History of American Football – If you enjoy the autumn ritual that involves colliding shoulder pads and barbecue-scented tailgate parties, you’ll appreciate this road trip into the history of American football, which takes you to classic stadiums, historic sites and halls of fame.
Volcanic tour of the Pacific Northwest – The Pacific Northwest has been significantly shaped by its volcanic history. There are stunning calderas, lava tube caves and and bubbling hot springs throughout the region – all connected to the area’s volcanic activity. And the Cascade Range is home to a 700-mile string of active volcanoes, from Mount Rainier to Mount Hood to Mount Shasta. As a result, it’s possible to put together a road trip that takes in some of the continent’s most spectacular volcanic scenery.
Fall foliage tour through quintessential New England – There are many spectacular fall foliage drives, but the destination most associated with the beauty of autumn is New England. Visitors who come for the colorful leaves also enjoy sampling the local culture, as they wander through colonial towns, take photos of covered bridges, and warm up with cups of steaming cider. So take a fall foliage driving tour of New England that also enables you to discover some of the region’s most picturesque towns and traditional experiences.

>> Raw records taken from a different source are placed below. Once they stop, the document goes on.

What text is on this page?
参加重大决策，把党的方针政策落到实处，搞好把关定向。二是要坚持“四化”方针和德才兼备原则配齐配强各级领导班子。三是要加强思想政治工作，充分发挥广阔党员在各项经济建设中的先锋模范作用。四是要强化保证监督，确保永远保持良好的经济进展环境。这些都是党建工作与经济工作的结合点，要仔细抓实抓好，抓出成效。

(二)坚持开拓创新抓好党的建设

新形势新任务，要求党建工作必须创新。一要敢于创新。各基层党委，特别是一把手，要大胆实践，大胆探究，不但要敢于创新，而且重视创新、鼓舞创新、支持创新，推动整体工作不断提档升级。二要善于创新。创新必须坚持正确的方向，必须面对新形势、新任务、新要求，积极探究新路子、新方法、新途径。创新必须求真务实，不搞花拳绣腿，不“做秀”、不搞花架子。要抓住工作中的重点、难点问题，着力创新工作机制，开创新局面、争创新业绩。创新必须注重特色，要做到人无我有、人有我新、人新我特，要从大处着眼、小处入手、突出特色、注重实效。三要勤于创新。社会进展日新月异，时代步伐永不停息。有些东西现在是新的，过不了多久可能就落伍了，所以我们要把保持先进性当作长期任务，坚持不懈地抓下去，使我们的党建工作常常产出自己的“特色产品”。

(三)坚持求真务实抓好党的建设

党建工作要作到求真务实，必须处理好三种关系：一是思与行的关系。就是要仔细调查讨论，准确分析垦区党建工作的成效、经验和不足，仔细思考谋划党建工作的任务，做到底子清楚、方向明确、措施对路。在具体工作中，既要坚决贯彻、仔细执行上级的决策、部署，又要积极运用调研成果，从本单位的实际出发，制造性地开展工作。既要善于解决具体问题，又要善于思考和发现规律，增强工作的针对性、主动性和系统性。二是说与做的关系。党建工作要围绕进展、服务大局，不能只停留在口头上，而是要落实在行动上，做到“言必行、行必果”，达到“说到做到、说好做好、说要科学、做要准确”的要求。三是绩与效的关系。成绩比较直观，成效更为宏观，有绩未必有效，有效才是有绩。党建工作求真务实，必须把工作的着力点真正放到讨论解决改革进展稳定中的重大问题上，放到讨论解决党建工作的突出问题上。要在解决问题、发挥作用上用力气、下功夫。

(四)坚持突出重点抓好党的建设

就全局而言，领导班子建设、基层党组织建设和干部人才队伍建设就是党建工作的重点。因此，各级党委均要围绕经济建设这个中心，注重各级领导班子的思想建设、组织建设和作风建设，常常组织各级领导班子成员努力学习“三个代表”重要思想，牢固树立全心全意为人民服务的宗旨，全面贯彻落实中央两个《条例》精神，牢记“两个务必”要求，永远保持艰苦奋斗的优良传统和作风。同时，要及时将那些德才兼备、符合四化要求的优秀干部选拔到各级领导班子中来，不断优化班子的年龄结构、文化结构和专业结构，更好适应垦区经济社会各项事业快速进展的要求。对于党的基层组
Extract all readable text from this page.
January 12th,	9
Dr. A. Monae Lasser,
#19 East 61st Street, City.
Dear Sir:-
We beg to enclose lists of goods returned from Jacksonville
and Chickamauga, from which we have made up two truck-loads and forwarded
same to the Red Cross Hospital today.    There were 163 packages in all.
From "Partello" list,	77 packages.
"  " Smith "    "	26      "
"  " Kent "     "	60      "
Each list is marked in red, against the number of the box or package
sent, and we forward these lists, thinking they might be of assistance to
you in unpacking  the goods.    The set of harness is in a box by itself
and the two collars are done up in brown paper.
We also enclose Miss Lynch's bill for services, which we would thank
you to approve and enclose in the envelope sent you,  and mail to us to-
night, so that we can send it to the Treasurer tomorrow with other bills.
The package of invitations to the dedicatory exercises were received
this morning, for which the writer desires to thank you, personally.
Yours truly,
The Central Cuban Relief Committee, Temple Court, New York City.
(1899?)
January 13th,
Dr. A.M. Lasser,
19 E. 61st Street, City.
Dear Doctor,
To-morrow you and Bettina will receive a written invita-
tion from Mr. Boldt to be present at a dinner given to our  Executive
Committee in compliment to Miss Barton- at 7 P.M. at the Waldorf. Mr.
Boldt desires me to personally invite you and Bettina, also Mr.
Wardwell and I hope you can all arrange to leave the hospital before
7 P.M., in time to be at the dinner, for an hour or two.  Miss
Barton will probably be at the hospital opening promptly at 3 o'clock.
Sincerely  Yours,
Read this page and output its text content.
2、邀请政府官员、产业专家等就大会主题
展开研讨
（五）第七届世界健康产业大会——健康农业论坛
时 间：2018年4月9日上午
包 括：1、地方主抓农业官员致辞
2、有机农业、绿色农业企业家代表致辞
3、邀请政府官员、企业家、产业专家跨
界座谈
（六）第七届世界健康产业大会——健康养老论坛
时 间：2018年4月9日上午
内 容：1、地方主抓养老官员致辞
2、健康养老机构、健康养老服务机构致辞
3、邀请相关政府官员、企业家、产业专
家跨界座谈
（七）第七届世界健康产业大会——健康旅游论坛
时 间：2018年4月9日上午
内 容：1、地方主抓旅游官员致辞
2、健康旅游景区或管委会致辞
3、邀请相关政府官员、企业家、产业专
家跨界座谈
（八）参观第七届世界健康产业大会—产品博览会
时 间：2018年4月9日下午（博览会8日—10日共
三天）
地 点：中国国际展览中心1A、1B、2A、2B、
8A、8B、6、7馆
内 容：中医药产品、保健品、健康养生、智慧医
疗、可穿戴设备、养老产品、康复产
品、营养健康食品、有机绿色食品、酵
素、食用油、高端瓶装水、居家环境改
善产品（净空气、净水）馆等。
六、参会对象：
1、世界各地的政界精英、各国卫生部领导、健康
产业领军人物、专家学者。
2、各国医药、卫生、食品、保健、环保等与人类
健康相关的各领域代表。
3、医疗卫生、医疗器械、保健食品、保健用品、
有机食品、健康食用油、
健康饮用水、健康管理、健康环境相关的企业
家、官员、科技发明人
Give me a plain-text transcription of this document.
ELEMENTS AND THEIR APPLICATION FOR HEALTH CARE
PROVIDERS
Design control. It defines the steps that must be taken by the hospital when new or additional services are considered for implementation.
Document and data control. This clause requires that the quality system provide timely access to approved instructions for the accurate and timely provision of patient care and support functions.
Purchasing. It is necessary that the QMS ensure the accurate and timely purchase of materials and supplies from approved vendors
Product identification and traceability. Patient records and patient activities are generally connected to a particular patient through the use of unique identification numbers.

Stargazing the Southwest – A dark sky filled with thousands of glittering stars is one of the most sublime sights in nature. The region from West Texas to Southern California boasts some of the best stargazing locations in the world, and Arizona has more observatories than any other state or country. You can spend your days seeing the sights of the Southwest and your nights enjoying the majesty of the universe.
Wonders of California’s Central Coast – Although Los Angeles, San Diego and San Francisco get much of the attention, don’t dismiss California’s Central Coast as a travel destination. The region has an abundance of natural wonders and you can piece together quite an enjoyable road trip there. It’s also not an exaggeration to say the journey from Santa Barbara to Santa Cruz is one of the most beautiful drives in the country.
Atomic tourism: Road trip through Cold War history – In New Mexico, Arizona and Nevada, it’s possible to construct a unique road trip through an era of 20th century atomic history. This journey will take you to the New Mexico site where the first atomic bomb was tested, to an underground Titan missile complex in Arizona which once had missiles pointed at the former Soviet Union, and to numerous other sites representing the Cold War and the dawn of the nuclear age.
Presidential tour of Virginia – If you’re a fan of politics, presidential history, or even just American history, then you should spend some time in Virginia. Of the country’s 44 leaders, seven of them have firm roots in Virginia, including such Founding Fathers as George Washington, Thomas Jefferson and James Madison. Virginia has more presidential landmarks and homes than any other state, so it’s possible to construct a nifty little road trip that will enable you to take in a treasure trove of American history.